Fig. 5. Prioritized candidate genes at novel loci.

a Supporting evidence by candidate per GWAS locus. b Scheme of ligand-receptor and proximal components of IL-6 and IL-22 signaling pathway. Corresponding expression and protein QTL associations mapped to the lead AD GWAS variant risk allele are shown. This figure contains illustrations from BioRender. Oliva, M. (2025) [https://BioRender.com/d11f365]. c Genotype-phenotype association p-values of the IL6ST, IL22RA2, ITK and BATF locus. First panel illustrates ITK ENST00000522616 sQTL signal in T helper 2 cells (Th2), second panel illustrates BATF eQTL signal in CD8+ memory T-cells, third panel illustrates IL6ST eQTL signal in T follicular helper cells (Tfh), forth panel illustrates IL22RA2 pQTL signal in plasma. For all panels, bottom part illustrates GWAS signal for AD. Lead GWAS variant mapped to AD risk allele is typed and indicated by a triangle-shaped point, pointing upwards or downwards for positive or negative effect size, respectively. Linkage disequilibrium between loci is quantified by squared Pearson coefficient of correlation (r²). P-values correspond to nominal GWAS and QTL associations, derived from multiple regression two-sided t tests.

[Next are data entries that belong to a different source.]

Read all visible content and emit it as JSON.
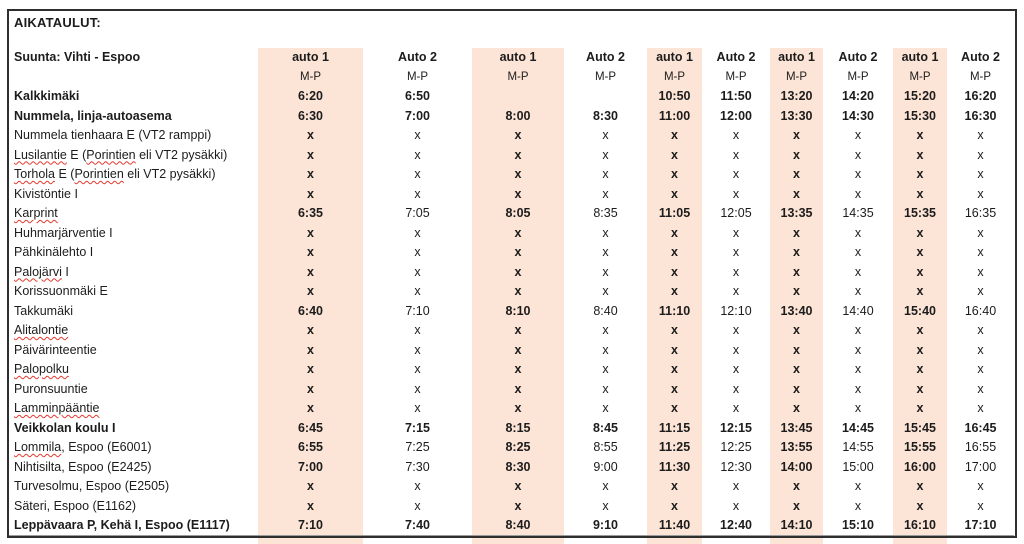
{
  "title": "AIKATAULUT:",
  "direction_label": "Suunta: Vihti - Espoo",
  "colors": {
    "highlight": "#fce4d6",
    "frame_border": "#2e2e2e",
    "spellcheck_squiggle": "#e5392f",
    "text": "#1c1c1c"
  },
  "columns": [
    {
      "label": "auto 1",
      "days": "M-P",
      "highlighted": true
    },
    {
      "label": "Auto 2",
      "days": "M-P",
      "highlighted": false
    },
    {
      "label": "auto 1",
      "days": "M-P",
      "highlighted": true
    },
    {
      "label": "Auto 2",
      "days": "M-P",
      "highlighted": false
    },
    {
      "label": "auto 1",
      "days": "M-P",
      "highlighted": true
    },
    {
      "label": "Auto 2",
      "days": "M-P",
      "highlighted": false
    },
    {
      "label": "auto 1",
      "days": "M-P",
      "highlighted": true
    },
    {
      "label": "Auto 2",
      "days": "M-P",
      "highlighted": false
    },
    {
      "label": "auto 1",
      "days": "M-P",
      "highlighted": true
    },
    {
      "label": "Auto 2",
      "days": "M-P",
      "highlighted": false
    }
  ],
  "rows": [
    {
      "bold": true,
      "name": [
        {
          "t": "Kalkkimäki",
          "sp": false
        }
      ],
      "times": [
        "6:20",
        "6:50",
        "",
        "",
        "10:50",
        "11:50",
        "13:20",
        "14:20",
        "15:20",
        "16:20"
      ]
    },
    {
      "bold": true,
      "name": [
        {
          "t": "Nummela, linja-autoasema",
          "sp": false
        }
      ],
      "times": [
        "6:30",
        "7:00",
        "8:00",
        "8:30",
        "11:00",
        "12:00",
        "13:30",
        "14:30",
        "15:30",
        "16:30"
      ]
    },
    {
      "bold": false,
      "name": [
        {
          "t": "Nummela tienhaara E (VT2 ramppi)",
          "sp": false
        }
      ],
      "times": [
        "x",
        "x",
        "x",
        "x",
        "x",
        "x",
        "x",
        "x",
        "x",
        "x"
      ]
    },
    {
      "bold": false,
      "name": [
        {
          "t": "Lusilantie",
          "sp": true
        },
        {
          "t": " E (",
          "sp": false
        },
        {
          "t": "Porintien",
          "sp": true
        },
        {
          "t": " eli VT2 pysäkki)",
          "sp": false
        }
      ],
      "times": [
        "x",
        "x",
        "x",
        "x",
        "x",
        "x",
        "x",
        "x",
        "x",
        "x"
      ]
    },
    {
      "bold": false,
      "name": [
        {
          "t": "Torhola",
          "sp": true
        },
        {
          "t": " E (",
          "sp": false
        },
        {
          "t": "Porintien",
          "sp": true
        },
        {
          "t": " eli VT2 pysäkki)",
          "sp": false
        }
      ],
      "times": [
        "x",
        "x",
        "x",
        "x",
        "x",
        "x",
        "x",
        "x",
        "x",
        "x"
      ]
    },
    {
      "bold": false,
      "name": [
        {
          "t": "Kivistöntie I",
          "sp": false
        }
      ],
      "times": [
        "x",
        "x",
        "x",
        "x",
        "x",
        "x",
        "x",
        "x",
        "x",
        "x"
      ]
    },
    {
      "bold": false,
      "name": [
        {
          "t": "Karprint",
          "sp": true
        }
      ],
      "times": [
        "6:35",
        "7:05",
        "8:05",
        "8:35",
        "11:05",
        "12:05",
        "13:35",
        "14:35",
        "15:35",
        "16:35"
      ]
    },
    {
      "bold": false,
      "name": [
        {
          "t": "Huhmarjärventie I",
          "sp": false
        }
      ],
      "times": [
        "x",
        "x",
        "x",
        "x",
        "x",
        "x",
        "x",
        "x",
        "x",
        "x"
      ]
    },
    {
      "bold": false,
      "name": [
        {
          "t": "Pähkinälehto I",
          "sp": false
        }
      ],
      "times": [
        "x",
        "x",
        "x",
        "x",
        "x",
        "x",
        "x",
        "x",
        "x",
        "x"
      ]
    },
    {
      "bold": false,
      "name": [
        {
          "t": "Palojärvi",
          "sp": true
        },
        {
          "t": " I",
          "sp": false
        }
      ],
      "times": [
        "x",
        "x",
        "x",
        "x",
        "x",
        "x",
        "x",
        "x",
        "x",
        "x"
      ]
    },
    {
      "bold": false,
      "name": [
        {
          "t": "Korissuonmäki E",
          "sp": false
        }
      ],
      "times": [
        "x",
        "x",
        "x",
        "x",
        "x",
        "x",
        "x",
        "x",
        "x",
        "x"
      ]
    },
    {
      "bold": false,
      "name": [
        {
          "t": "Takkumäki",
          "sp": false
        }
      ],
      "times": [
        "6:40",
        "7:10",
        "8:10",
        "8:40",
        "11:10",
        "12:10",
        "13:40",
        "14:40",
        "15:40",
        "16:40"
      ]
    },
    {
      "bold": false,
      "name": [
        {
          "t": "Alitalontie",
          "sp": true
        }
      ],
      "times": [
        "x",
        "x",
        "x",
        "x",
        "x",
        "x",
        "x",
        "x",
        "x",
        "x"
      ]
    },
    {
      "bold": false,
      "name": [
        {
          "t": "Päivärinteentie",
          "sp": false
        }
      ],
      "times": [
        "x",
        "x",
        "x",
        "x",
        "x",
        "x",
        "x",
        "x",
        "x",
        "x"
      ]
    },
    {
      "bold": false,
      "name": [
        {
          "t": "Palopolku",
          "sp": true
        }
      ],
      "times": [
        "x",
        "x",
        "x",
        "x",
        "x",
        "x",
        "x",
        "x",
        "x",
        "x"
      ]
    },
    {
      "bold": false,
      "name": [
        {
          "t": "Puronsuuntie",
          "sp": false
        }
      ],
      "times": [
        "x",
        "x",
        "x",
        "x",
        "x",
        "x",
        "x",
        "x",
        "x",
        "x"
      ]
    },
    {
      "bold": false,
      "name": [
        {
          "t": "Lamminpääntie",
          "sp": true
        }
      ],
      "times": [
        "x",
        "x",
        "x",
        "x",
        "x",
        "x",
        "x",
        "x",
        "x",
        "x"
      ]
    },
    {
      "bold": true,
      "name": [
        {
          "t": "Veikkolan koulu I",
          "sp": false
        }
      ],
      "times": [
        "6:45",
        "7:15",
        "8:15",
        "8:45",
        "11:15",
        "12:15",
        "13:45",
        "14:45",
        "15:45",
        "16:45"
      ]
    },
    {
      "bold": false,
      "name": [
        {
          "t": "Lommila",
          "sp": true
        },
        {
          "t": ", Espoo (E6001)",
          "sp": false
        }
      ],
      "times": [
        "6:55",
        "7:25",
        "8:25",
        "8:55",
        "11:25",
        "12:25",
        "13:55",
        "14:55",
        "15:55",
        "16:55"
      ]
    },
    {
      "bold": false,
      "name": [
        {
          "t": "Nihtisilta, Espoo (E2425)",
          "sp": false
        }
      ],
      "times": [
        "7:00",
        "7:30",
        "8:30",
        "9:00",
        "11:30",
        "12:30",
        "14:00",
        "15:00",
        "16:00",
        "17:00"
      ]
    },
    {
      "bold": false,
      "name": [
        {
          "t": "Turvesolmu, Espoo (E2505)",
          "sp": false
        }
      ],
      "times": [
        "x",
        "x",
        "x",
        "x",
        "x",
        "x",
        "x",
        "x",
        "x",
        "x"
      ]
    },
    {
      "bold": false,
      "name": [
        {
          "t": "Säteri, Espoo (E1162)",
          "sp": false
        }
      ],
      "times": [
        "x",
        "x",
        "x",
        "x",
        "x",
        "x",
        "x",
        "x",
        "x",
        "x"
      ]
    },
    {
      "bold": true,
      "name": [
        {
          "t": "Leppävaara P, Kehä I, Espoo (E1117)",
          "sp": false
        }
      ],
      "times": [
        "7:10",
        "7:40",
        "8:40",
        "9:10",
        "11:40",
        "12:40",
        "14:10",
        "15:10",
        "16:10",
        "17:10"
      ]
    }
  ]
}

Fig. 6. Functional characterization of prioritized AD keratinocyte-linked gene candidates.

1st panel, Keratinocyte subtype differential expression (x-axis) by gene (y-axis). Differential expression values correspond to expression log fold change (FC) between a total of 96,194 keratinocyte and 178,640 non-keratinocyte cells, mean-averaged across body sites (n = 7 sites, Methods), and whiskers represent the standard deviation of the mean. 2nd panel, Differential expression (x-axis) of gene (y-axis) as a function of epidermal raft differentiation. Differential expression values correspond to log expression fold change as a function of differentiation timepoints (n = 7 timepoints, Methods), and whiskers represent the 95% confidence interval of the value. 3rd panel, Differential expression of pathway (x-axis) proxy genes by candidate gene (y-axis). Differential expression values correspond to the standardized mean difference (SMD) of the expression of genes that are proxies of IL-22 and IL-13 pathways between the presence or absence of siRNA targeting corresponding gene candidate. SMD values were derived from across-proxy-genes per-pathway meta-analysis (n = 3 proxies, Methods). Whiskers represent the 95% confidence interval of the value. 4th panel, Keratinocyte eQTL effect size (x-axis) by candidate gene (y-axis) (n  =  50 subjects). Effects are mapped to AD risk alleles of the corresponding GWAS locus lead variants. Whiskers represent the 95% confidence interval of the value. CEBPA effect size is not shown due to insufficient AD risk allele frequency (Methods).